Unfortunately, the Guttmacher Institute did not investigate why abortions have reached a historic low in the U.S. (nor did it account for the Morning After Pill or abortifacient birth control in its numbers), but hinted that the reduction could be due to improved contraceptive use as well as new abortion restrictions and the closing of numerous abortion facilities. The Guttmacher Institute wrote in the study results that “most states that experienced the largest proportionate declines in the number of clinics providing abortions had enacted one or more new restrictions during the study period, but reductions were not always associated with declines in abortion incidence.”

What this shows is that pro-life efforts to place restrictions on abortion — such as 20-week abortion bans — are working to help prevent abortions. “While many find ways to access care despite these obstacles, some of the abortion rate decline is likely attributable to women who were prevented from accessing needed services,” said the author of the report, Rachel Jones.

If the “service” of abortion was truly “needed,” as Jones claims, then the end result for these women must have been terrible, right?… or perhaps not.
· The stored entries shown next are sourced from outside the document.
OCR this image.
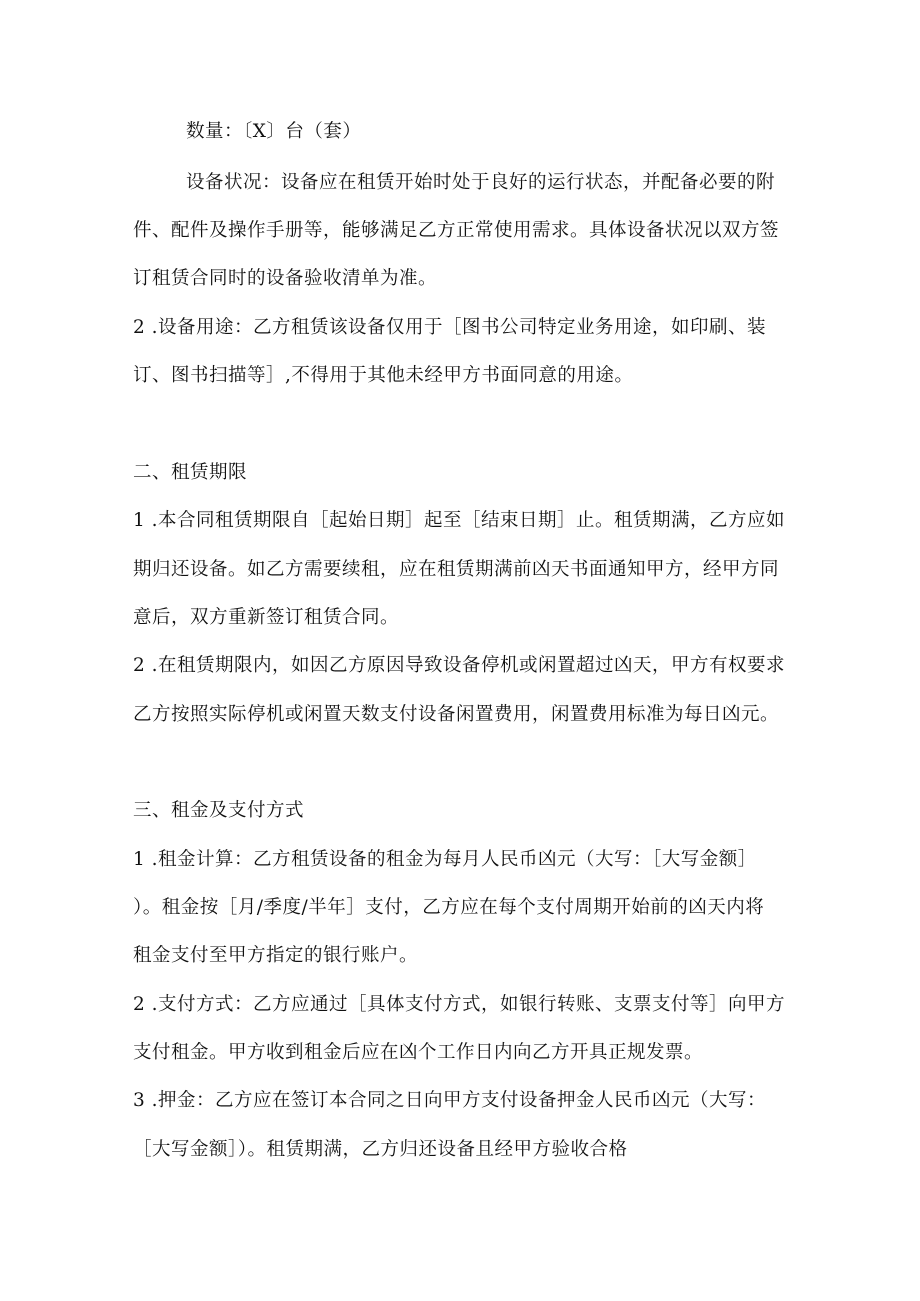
数量：〔X〕台（套）
设备状况：设备应在租赁开始时处于良好的运行状态，并配备必要的附
件、配件及操作手册等，能够满足乙方正常使用需求。具体设备状况以双方签
订租赁合同时的设备验收清单为准。
2 .设备用途：乙方租赁该设备仅用于［图书公司特定业务用途，如印刷、装
订、图书扫描等］,不得用于其他未经甲方书面同意的用途。
二、租赁期限
1 .本合同租赁期限自［起始日期］起至［结束日期］止。租赁期满，乙方应如
期归还设备。如乙方需要续租，应在租赁期满前凶天书面通知甲方，经甲方同
意后，双方重新签订租赁合同。
2 .在租赁期限内，如因乙方原因导致设备停机或闲置超过凶天，甲方有权要求
乙方按照实际停机或闲置天数支付设备闲置费用，闲置费用标准为每日凶元。
三、租金及支付方式
1 .租金计算：乙方租赁设备的租金为每月人民币凶元（大写：［大写金额］
）。租金按［月/季度/半年］支付，乙方应在每个支付周期开始前的凶天内将
租金支付至甲方指定的银行账户。
2 .支付方式：乙方应通过［具体支付方式，如银行转账、支票支付等］向甲方
支付租金。甲方收到租金后应在凶个工作日内向乙方开具正规发票。
3 .押金：乙方应在签订本合同之日向甲方支付设备押金人民币凶元（大写：
［大写金额］）。租赁期满，乙方归还设备且经甲方验收合格
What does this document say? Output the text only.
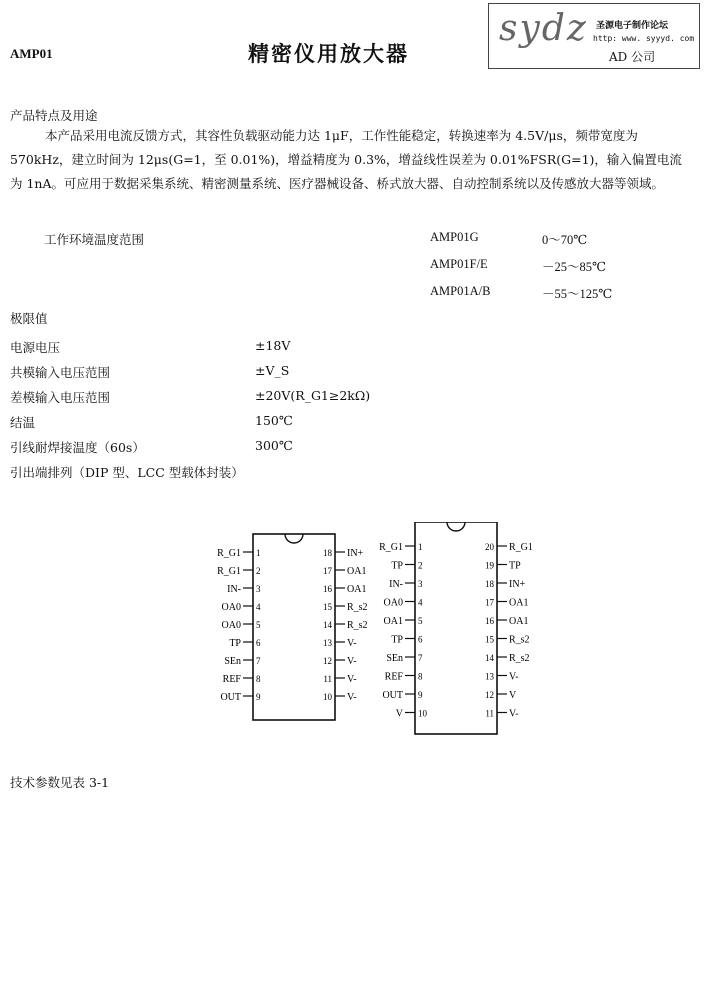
AMP01	精密仪用放大器
sydz 圣源电子制作论坛
http: www. syyyd. com
AD 公司
产品特点及用途
本产品采用电流反馈方式，其容性负载驱动能力达 1μF，工作性能稳定，转换速率为 4.5V/μs，频带宽度为 570kHz，建立时间为 12μs(G=1，至 0.01%)，增益精度为 0.3%，增益线性误差为 0.01%FSR(G=1)，输入偏置电流为 1nA。可应用于数据采集系统、精密测量系统、医疗器械设备、桥式放大器、自动控制系统以及传感放大器等领域。
工作环境温度范围	AMP01G	0～70℃
AMP01F/E	－25～85℃
AMP01A/B	－55～125℃
极限值
电源电压	±18V
共模输入电压范围	±V_S
差模输入电压范围	±20V(R_G1≥2kΩ)
结温	150℃
引线耐焊接温度（60s）	300℃
引出端排列（DIP 型、LCC 型载体封装）
R_G1 1
R_G1 2
IN- 3
OA0 4
OA0 5
TP 6
SEn 7
REF 8
OUT 9
IN+
18
OA1
17
OA1
16
R_s2
15
R_s2
14
V-
13
V-
12
V-
11
V-
10
R_G1 1
TP 2
IN- 3
OA0 4
OA1 5
TP 6
SEn 7
REF 8
OUT 9
V 10
R_G1
20
TP
19
IN+
18
OA1
17
OA1
16
R_s2
15
R_s2
14
V-
13
V
12
V-
11
技术参数见表 3-1
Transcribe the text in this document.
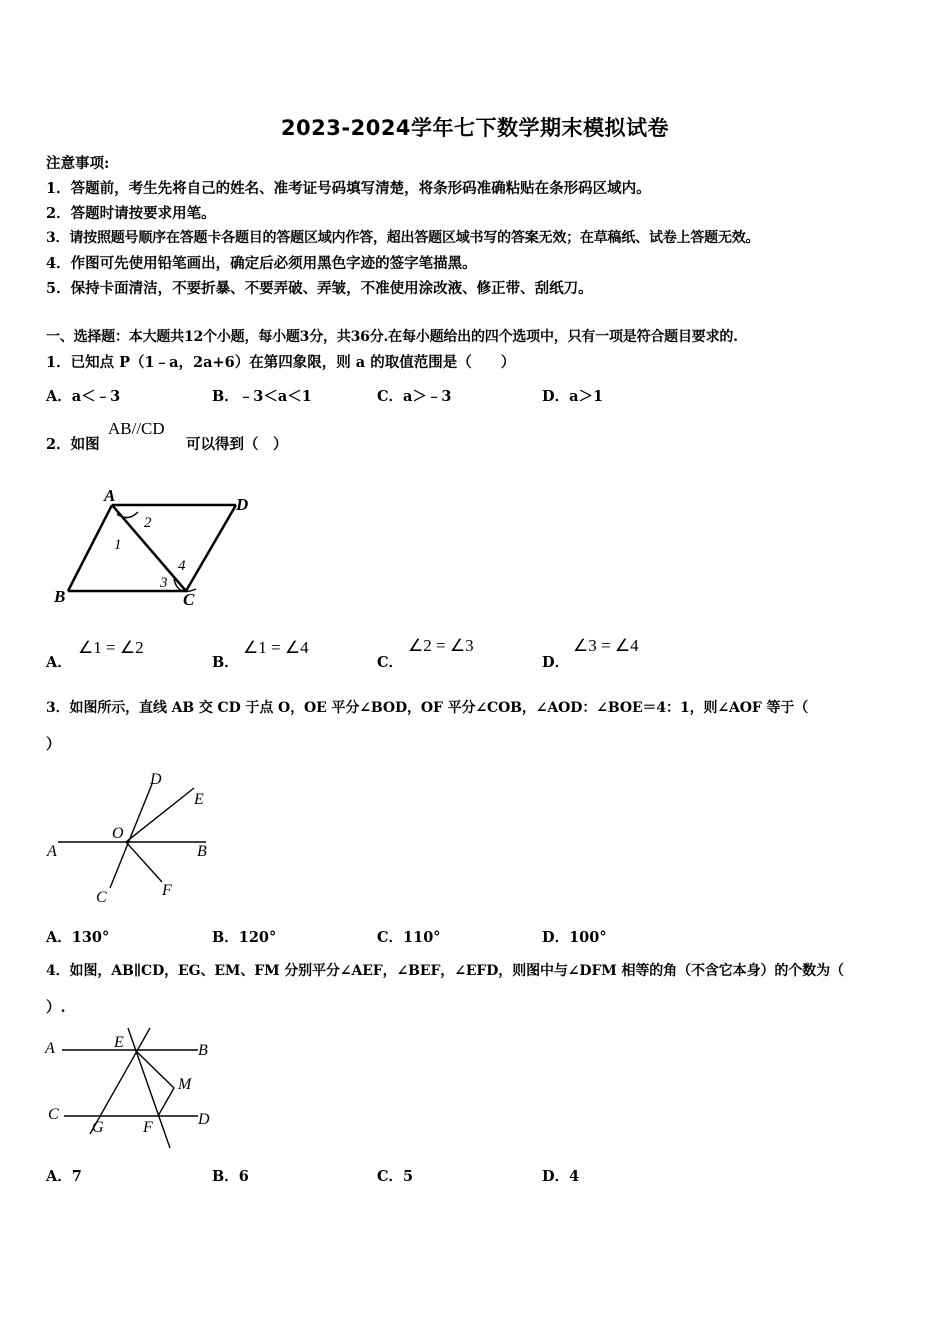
2023-2024学年七下数学期末模拟试卷
注意事项:
1．答题前，考生先将自己的姓名、准考证号码填写清楚，将条形码准确粘贴在条形码区域内。
2．答题时请按要求用笔。
3．请按照题号顺序在答题卡各题目的答题区域内作答，超出答题区域书写的答案无效；在草稿纸、试卷上答题无效。
4．作图可先使用铅笔画出，确定后必须用黑色字迹的签字笔描黑。
5．保持卡面清洁，不要折暴、不要弄破、弄皱，不准使用涂改液、修正带、刮纸刀。
一、选择题：本大题共12个小题，每小题3分，共36分.在每小题给出的四个选项中，只有一项是符合题目要求的.
1．已知点 P（1﹣a，2a+6）在第四象限，则 a 的取值范围是（　　）
A．a＜﹣3	B．﹣3＜a＜1	C．a＞﹣3	D．a＞1
2．如图
AB//CD
可以得到（　）
A	D
B	C
1
2
3
4
A．
∠1 = ∠2
B．
∠1 = ∠4
C．
∠2 = ∠3
D．
∠3 = ∠4
3．如图所示，直线 AB 交 CD 于点 O，OE 平分∠BOD，OF 平分∠COB，∠AOD：∠BOE＝4：1，则∠AOF 等于（
）
D
E
O
A	B
C	F
A．130°	B．120°	C．110°	D．100°
4．如图，AB∥CD，EG、EM、FM 分别平分∠AEF，∠BEF，∠EFD，则图中与∠DFM 相等的角（不含它本身）的个数为（
）.
A	E	B
M
C
G F	D
A．7	B．6	C．5	D．4
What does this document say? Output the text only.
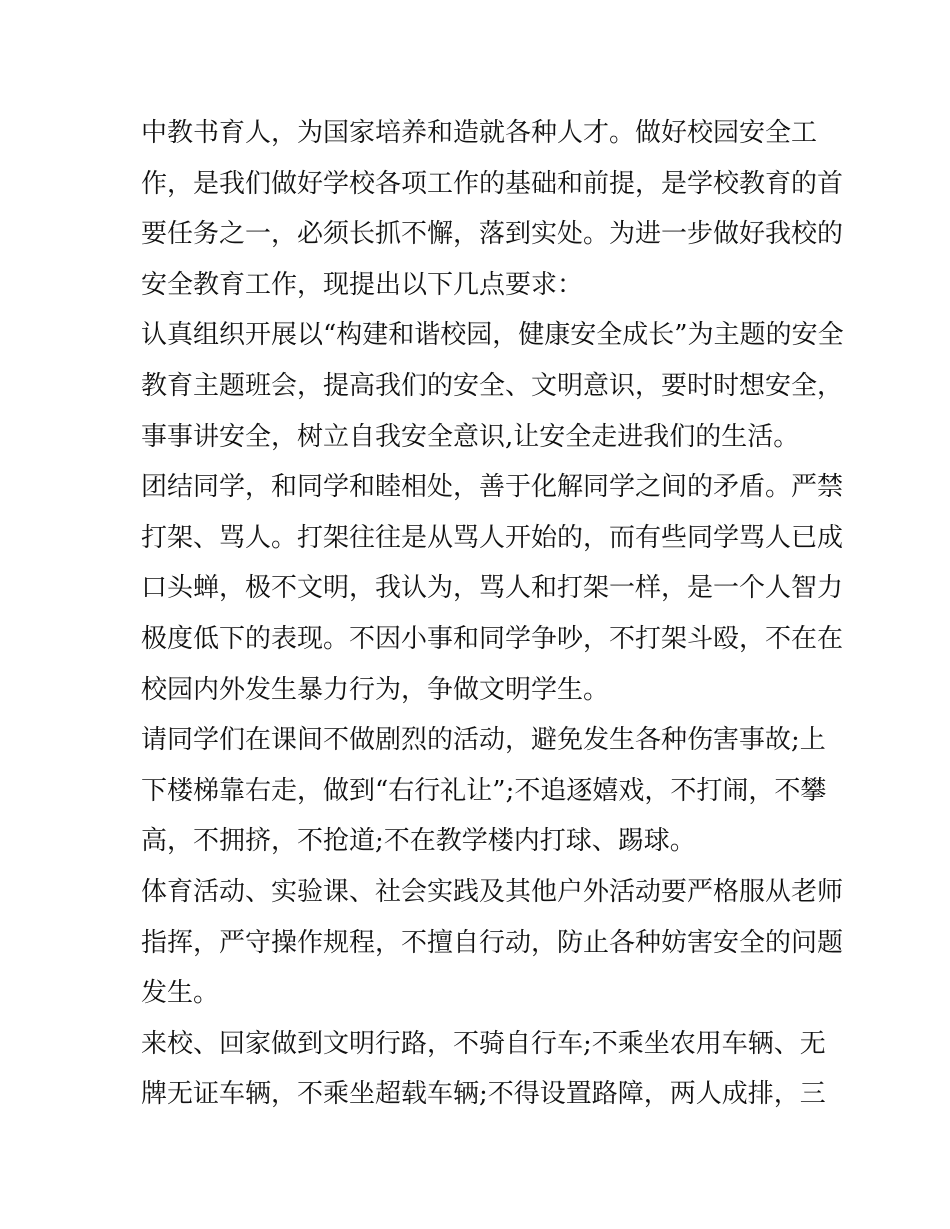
中教书育人，为国家培养和造就各种人才。做好校园安全工
作，是我们做好学校各项工作的基础和前提，是学校教育的首
要任务之一，必须长抓不懈，落到实处。为进一步做好我校的
安全教育工作，现提出以下几点要求：
认真组织开展以“构建和谐校园，健康安全成长”为主题的安全
教育主题班会，提高我们的安全、文明意识，要时时想安全，
事事讲安全，树立自我安全意识,让安全走进我们的生活。
团结同学，和同学和睦相处，善于化解同学之间的矛盾。严禁
打架、骂人。打架往往是从骂人开始的，而有些同学骂人已成
口头蝉，极不文明，我认为，骂人和打架一样，是一个人智力
极度低下的表现。不因小事和同学争吵，不打架斗殴，不在在
校园内外发生暴力行为，争做文明学生。
请同学们在课间不做剧烈的活动，避免发生各种伤害事故;上
下楼梯靠右走，做到“右行礼让”;不追逐嬉戏，不打闹，不攀
高，不拥挤，不抢道;不在教学楼内打球、踢球。
体育活动、实验课、社会实践及其他户外活动要严格服从老师
指挥，严守操作规程，不擅自行动，防止各种妨害安全的问题
发生。
来校、回家做到文明行路，不骑自行车;不乘坐农用车辆、无
牌无证车辆，不乘坐超载车辆;不得设置路障，两人成排，三
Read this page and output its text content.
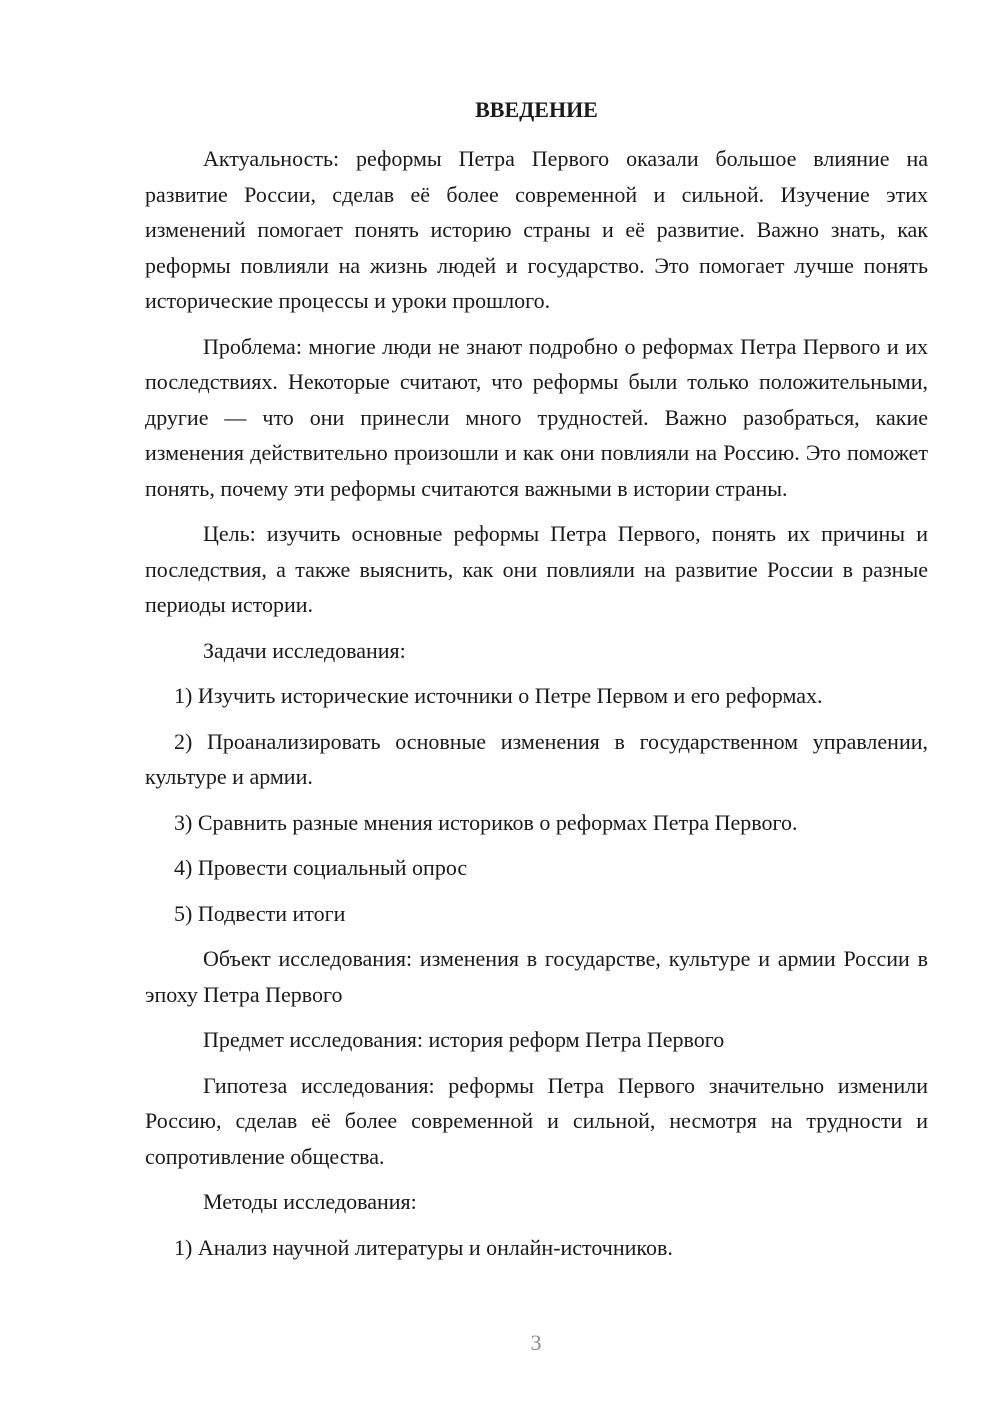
ВВЕДЕНИЕ

Актуальность: реформы Петра Первого оказали большое влияние на развитие России, сделав её более современной и сильной. Изучение этих изменений помогает понять историю страны и её развитие. Важно знать, как реформы повлияли на жизнь людей и государство. Это помогает лучше понять исторические процессы и уроки прошлого.

Проблема: многие люди не знают подробно о реформах Петра Первого и их последствиях. Некоторые считают, что реформы были только положительными, другие — что они принесли много трудностей. Важно разобраться, какие изменения действительно произошли и как они повлияли на Россию. Это поможет понять, почему эти реформы считаются важными в истории страны.

Цель: изучить основные реформы Петра Первого, понять их причины и последствия, а также выяснить, как они повлияли на развитие России в разные периоды истории.

Задачи исследования:

1) Изучить исторические источники о Петре Первом и его реформах.

2) Проанализировать основные изменения в государственном управлении, культуре и армии.

3) Сравнить разные мнения историков о реформах Петра Первого.

4) Провести социальный опрос

5) Подвести итоги

Объект исследования: изменения в государстве, культуре и армии России в эпоху Петра Первого

Предмет исследования: история реформ Петра Первого

Гипотеза исследования: реформы Петра Первого значительно изменили Россию, сделав её более современной и сильной, несмотря на трудности и сопротивление общества.

Методы исследования:

1) Анализ научной литературы и онлайн-источников.

3
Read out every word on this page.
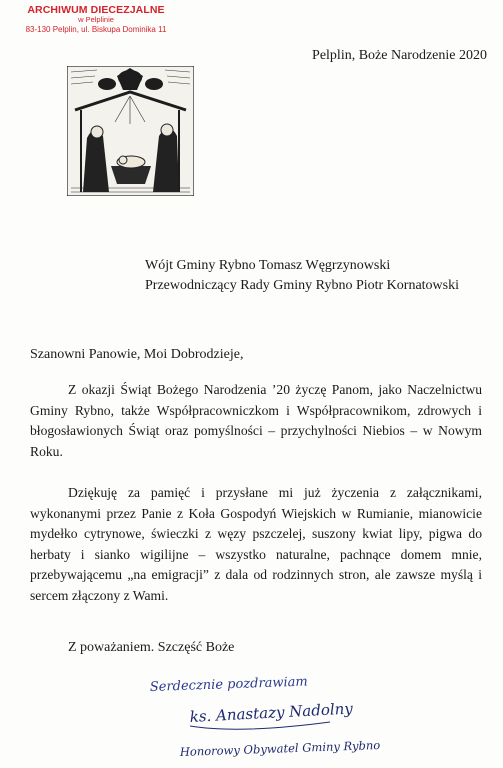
ARCHIWUM DIECEZJALNE
w Pelplinie
83-130 Pelplin, ul. Biskupa Dominika 11
Pelplin, Boże Narodzenie 2020
Wójt Gminy Rybno Tomasz Węgrzynowski
Przewodniczący Rady Gminy Rybno Piotr Kornatowski
Szanowni Panowie, Moi Dobrodzieje,

Z okazji Świąt Bożego Narodzenia ’20 życzę Panom, jako Naczelnictwu Gminy Rybno, także Współpracowniczkom i Współpracownikom, zdrowych i błogosławionych Świąt oraz pomyślności – przychylności Niebios – w Nowym Roku.

Dziękuję za pamięć i przysłane mi już życzenia z załącznikami, wykonanymi przez Panie z Koła Gospodyń Wiejskich w Rumianie, mianowicie mydełko cytrynowe, świeczki z węzy pszczelej, suszony kwiat lipy, pigwa do herbaty i sianko wigilijne – wszystko naturalne, pachnące domem mnie, przebywającemu „na emigracji” z dala od rodzinnych stron, ale zawsze myślą i sercem złączony z Wami.

Z poważaniem. Szczęść Boże
Serdecznie pozdrawiam
ks. Anastazy Nadolny
Honorowy Obywatel Gminy Rybno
In fact, it is likely that these women simply gave birth to their children instead of aborting them — thereby negating the assertion that abortion was “needed.” As we saw in the case of a Texas study which falsely claimed babies were born because Planned Parenthood was defunded in Texas, some in the pro-abortion camp feel that “sad face” emojis are warranted when abortion rates drop and babies survive.

While the number of abortions declined overall, the number of early medication abortions increased, making up 31 percent of non-hospital abortions — an increase from 24 percent in 2011. This is one reason spreading the truth about the possibility of abortion reversal is so important. Many women find themselves regretting their medication abortion, after taking the first pill and sitting at home for hours, waiting. A network of doctors and a 24-hour, nurse-staffed hotline (1-877-558-0333) is available to potentially help these women who want to reverse their abortions, but time is of the essence.

With a pro-life majority in both houses of Congress ready to defund Planned Parenthood and propose more legislation aimed at protecting preborn children, we could see more abortion restrictions in 2017, leading to an even greater decline in abortion numbers. On January 12, Rep. Steve King (R-IA) introduced a federal version of “The Heartbeat Bill” which would require all doctors to search for a fetal heartbeat before an abortion — and if they are able to detect one, the abortion would not be legal.

While each new, unique, human life scientifically begins even before the heartbeat — at the first moment of fertilization — thousands of lives would be saved if this bill becomes law.

The pro-life movement has been gaining momentum in recent years thanks to increased education efforts, the technology to prove that life begins at conception, access to pro-life resource centers to help women facing crisis pregnancies, and laws that restrict abortion.